Seeing her talent, the young Makeba then went to Kubeka's parents and asked if she could join a group of singers called The Skylarks.

But her parents, who wanted her to be a nurse, refused and chased her from home for pursuing music over a respectable profession in those days.

With no place to go, Kubeka went and lived with Makeba at her home in Mofolo, Soweto.

It was at Makeba's home that the two became even closer and learnt various songs together.

"Miriam to me was a mother, a sister, she was everything to me. I am who I am today because of her. Dressing up, looking after myself, the discipline . just to be who I am is from Miriam. She was a disciplinarian, very strong, very powerful but [a] beautiful soul," Kubeka said.

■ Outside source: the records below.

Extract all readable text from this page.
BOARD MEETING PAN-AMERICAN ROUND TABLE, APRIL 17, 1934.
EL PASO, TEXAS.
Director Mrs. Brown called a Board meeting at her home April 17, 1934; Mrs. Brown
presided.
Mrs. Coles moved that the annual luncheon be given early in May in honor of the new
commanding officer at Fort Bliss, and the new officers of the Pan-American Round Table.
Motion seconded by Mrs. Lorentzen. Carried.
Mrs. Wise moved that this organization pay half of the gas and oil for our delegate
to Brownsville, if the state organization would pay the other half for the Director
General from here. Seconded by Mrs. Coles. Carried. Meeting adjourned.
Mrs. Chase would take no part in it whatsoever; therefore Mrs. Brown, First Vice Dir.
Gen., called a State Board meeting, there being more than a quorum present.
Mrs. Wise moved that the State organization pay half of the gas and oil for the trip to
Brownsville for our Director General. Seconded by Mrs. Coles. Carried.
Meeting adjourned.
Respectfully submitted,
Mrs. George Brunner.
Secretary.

"We used to go and record with The Skylarks, come back with the money and she would say 'you are taking the money home'. She would go with me and when we arrived at home she would say 'mama, here is money from Sibongile; we've just recorded."

Makeba died in November 2008 in Italy. She had travelled all around the globe introducing people to South African music and raising awareness of the injustices of the apartheid government.

Kubeka lamented how SA treated Makeba while she was alive.

"Miriam never got what she is getting now while she was alive. There was no respect or honouring. No thank you. The people who celebrated Miriam were people from overseas and Africa, not here at home. Miriam died a very sad person . I sometimes feel that the reason why she wanted to be cremated and her ashes thrown into the sea was
because she felt nobody cared for her here in South Africa."